A language is recursively enumerable (RE) if some Turing machine accepts every string in it, though it may loop forever on strings not in it. A language is decidable (recursive) if some TM both accepts strings in it and rejects strings not in it, always halting. Co-RE languages are complements of RE languages. A language is decidable if and only if it is both RE and co-RE. The halting problem is RE but not decidable; its complement is co-RE but not RE. These classes form the base of the arithmetical hierarchy.
Contrast 'recognizing' (may loop on negatives) versus 'deciding' (always halts). Prove that the class of decidable languages is closed under complement, while RE is not. Use diagonalization to show the existence of languages outside RE entirely — most languages over any alphabet are not even RE.

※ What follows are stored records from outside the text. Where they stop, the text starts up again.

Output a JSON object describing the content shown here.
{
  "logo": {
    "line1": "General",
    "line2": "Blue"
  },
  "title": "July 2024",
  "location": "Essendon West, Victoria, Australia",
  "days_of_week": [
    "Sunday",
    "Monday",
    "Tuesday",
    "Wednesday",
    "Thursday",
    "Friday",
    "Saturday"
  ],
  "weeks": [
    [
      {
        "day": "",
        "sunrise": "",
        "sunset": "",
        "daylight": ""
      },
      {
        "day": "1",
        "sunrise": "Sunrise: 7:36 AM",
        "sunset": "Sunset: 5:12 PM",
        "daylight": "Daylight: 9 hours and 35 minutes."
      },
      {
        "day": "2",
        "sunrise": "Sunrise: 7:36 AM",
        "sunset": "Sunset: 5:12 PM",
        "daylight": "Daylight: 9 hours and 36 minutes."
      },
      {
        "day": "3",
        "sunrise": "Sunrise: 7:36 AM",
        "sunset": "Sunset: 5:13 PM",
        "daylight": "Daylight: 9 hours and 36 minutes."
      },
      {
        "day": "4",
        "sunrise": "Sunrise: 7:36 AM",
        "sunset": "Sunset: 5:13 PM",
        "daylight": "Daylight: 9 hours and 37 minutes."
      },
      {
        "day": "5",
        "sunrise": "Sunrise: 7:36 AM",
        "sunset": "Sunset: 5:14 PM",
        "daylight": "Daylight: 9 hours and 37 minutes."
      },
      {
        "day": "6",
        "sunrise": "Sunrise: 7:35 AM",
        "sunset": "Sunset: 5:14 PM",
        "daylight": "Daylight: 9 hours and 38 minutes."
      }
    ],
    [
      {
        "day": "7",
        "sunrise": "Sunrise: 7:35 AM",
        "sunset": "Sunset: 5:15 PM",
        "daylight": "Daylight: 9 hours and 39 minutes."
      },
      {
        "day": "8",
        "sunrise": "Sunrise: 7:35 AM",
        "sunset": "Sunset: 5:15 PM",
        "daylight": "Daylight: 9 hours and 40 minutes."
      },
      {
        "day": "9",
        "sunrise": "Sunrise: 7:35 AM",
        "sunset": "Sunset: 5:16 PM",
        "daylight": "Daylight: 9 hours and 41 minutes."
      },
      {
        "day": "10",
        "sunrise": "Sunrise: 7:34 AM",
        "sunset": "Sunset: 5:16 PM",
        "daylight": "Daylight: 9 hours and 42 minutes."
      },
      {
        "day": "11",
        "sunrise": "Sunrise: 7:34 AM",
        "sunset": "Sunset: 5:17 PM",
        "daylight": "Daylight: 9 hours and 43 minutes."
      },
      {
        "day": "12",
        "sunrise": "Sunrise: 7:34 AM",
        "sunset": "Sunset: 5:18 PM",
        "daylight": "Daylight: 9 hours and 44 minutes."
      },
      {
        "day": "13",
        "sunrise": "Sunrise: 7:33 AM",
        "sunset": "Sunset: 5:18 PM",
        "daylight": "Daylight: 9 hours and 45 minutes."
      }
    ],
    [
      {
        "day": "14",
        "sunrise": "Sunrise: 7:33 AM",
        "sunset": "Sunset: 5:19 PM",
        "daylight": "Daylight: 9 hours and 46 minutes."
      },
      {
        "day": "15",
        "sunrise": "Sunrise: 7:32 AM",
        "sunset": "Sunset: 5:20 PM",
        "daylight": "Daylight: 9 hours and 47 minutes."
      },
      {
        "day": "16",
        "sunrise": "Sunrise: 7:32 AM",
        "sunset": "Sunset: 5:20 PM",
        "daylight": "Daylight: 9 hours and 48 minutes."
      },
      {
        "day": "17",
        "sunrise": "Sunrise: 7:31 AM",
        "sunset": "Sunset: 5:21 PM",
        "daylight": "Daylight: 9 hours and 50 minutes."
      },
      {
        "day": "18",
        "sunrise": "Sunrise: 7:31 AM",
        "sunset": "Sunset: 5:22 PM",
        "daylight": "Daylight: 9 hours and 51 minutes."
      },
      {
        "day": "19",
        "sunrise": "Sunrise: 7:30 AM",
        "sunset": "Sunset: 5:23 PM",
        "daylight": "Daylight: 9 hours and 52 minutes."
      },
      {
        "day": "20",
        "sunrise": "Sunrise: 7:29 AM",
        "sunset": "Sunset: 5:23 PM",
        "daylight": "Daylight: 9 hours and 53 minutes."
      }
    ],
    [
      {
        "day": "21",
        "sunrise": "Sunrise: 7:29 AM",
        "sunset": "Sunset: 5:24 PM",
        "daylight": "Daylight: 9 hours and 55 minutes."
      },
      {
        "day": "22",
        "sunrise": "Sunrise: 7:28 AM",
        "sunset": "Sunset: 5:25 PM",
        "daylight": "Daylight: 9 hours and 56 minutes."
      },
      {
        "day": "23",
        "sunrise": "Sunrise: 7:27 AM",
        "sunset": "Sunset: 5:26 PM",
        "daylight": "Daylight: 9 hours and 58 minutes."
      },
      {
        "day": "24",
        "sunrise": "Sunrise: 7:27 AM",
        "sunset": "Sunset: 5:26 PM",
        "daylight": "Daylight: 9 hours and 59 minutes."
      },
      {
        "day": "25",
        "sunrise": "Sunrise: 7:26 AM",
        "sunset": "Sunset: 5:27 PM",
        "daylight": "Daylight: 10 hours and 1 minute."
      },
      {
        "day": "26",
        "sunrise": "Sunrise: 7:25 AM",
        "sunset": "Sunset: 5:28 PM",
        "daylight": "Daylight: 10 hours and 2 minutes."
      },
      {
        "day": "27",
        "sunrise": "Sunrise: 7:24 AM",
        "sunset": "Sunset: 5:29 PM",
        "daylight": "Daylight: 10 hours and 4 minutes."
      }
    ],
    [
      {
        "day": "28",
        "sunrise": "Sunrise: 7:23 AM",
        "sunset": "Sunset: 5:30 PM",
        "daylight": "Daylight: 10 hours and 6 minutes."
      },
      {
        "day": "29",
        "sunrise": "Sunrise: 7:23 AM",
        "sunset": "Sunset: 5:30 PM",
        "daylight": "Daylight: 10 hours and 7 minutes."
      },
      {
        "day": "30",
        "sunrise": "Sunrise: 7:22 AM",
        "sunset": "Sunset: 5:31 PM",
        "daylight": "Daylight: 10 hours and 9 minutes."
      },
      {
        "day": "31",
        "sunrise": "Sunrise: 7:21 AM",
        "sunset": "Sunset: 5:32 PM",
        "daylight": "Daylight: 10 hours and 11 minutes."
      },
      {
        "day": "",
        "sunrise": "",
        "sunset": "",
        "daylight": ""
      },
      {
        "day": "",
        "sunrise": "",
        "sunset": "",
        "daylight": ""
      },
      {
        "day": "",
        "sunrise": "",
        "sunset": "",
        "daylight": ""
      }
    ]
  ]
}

From your study of the halting problem, you know that some problems are simply undecidable—no Turing machine can solve them for all inputs. But undecidability comes in degrees. The RE/co-RE distinction gives you a fine-grained picture of what is just barely undecidable versus what is fully decidable, and it explains precisely where the halting problem sits in the landscape of computation.
Recognition is weaker than decision. A Turing machine *recognizes* a language L if it accepts every string in L (eventually, even if slowly), but may loop forever on strings outside L. A Turing machine *decides* L if it both accepts strings in L and *rejects*—halts and says "no"—all strings outside L. The gap is the fate of negative inputs: a recognizer makes no promise about them. You might wait arbitrarily long and never know whether the machine will accept or loop forever. A language is recursively enumerable (RE) if it has a recognizer, and decidable (recursive) if it has a decider.
The halting problem H = {⟨M,x⟩ : M halts on x} is the canonical RE-but-undecidable language. A recognizer is straightforward: simulate M on x; if M halts, accept. But rejecting non-halting instances would require *detecting* that M loops forever—which is undecidable. Its complement co-H is co-RE: the class of complements of RE languages. A language is in co-RE when you can recognize its *complement*. A fundamental theorem ties everything together: a language is decidable if and only if it is both RE and co-RE. If you can recognize L and recognize its complement, run both recognizers in parallel—whichever accepts first gives the correct answer, guaranteeing the computation terminates on every input.
This equivalence makes co-RE membership a hardness certificate. If you can show a language is RE but prove (by reduction from the halting problem) that its complement is not RE, the language is not decidable. Your prerequisite on computability reductions is the key tool: reduce from a known undecidable language to show a new problem is also undecidable, and use the structure of the reduction to place it correctly in RE versus co-RE. Rice's theorem is a sweeping corollary: every non-trivial semantic property of Turing machines defines an RE-undecidable language, because recognizing such properties is exactly as hard as the halting problem. The RE/co-RE classes also form the base of the arithmetical hierarchy: RE corresponds to Σ₁ and co-RE to Π₁ in the hierarchy of definability by quantifier alternation, connecting computability theory to logic in a precise structural way.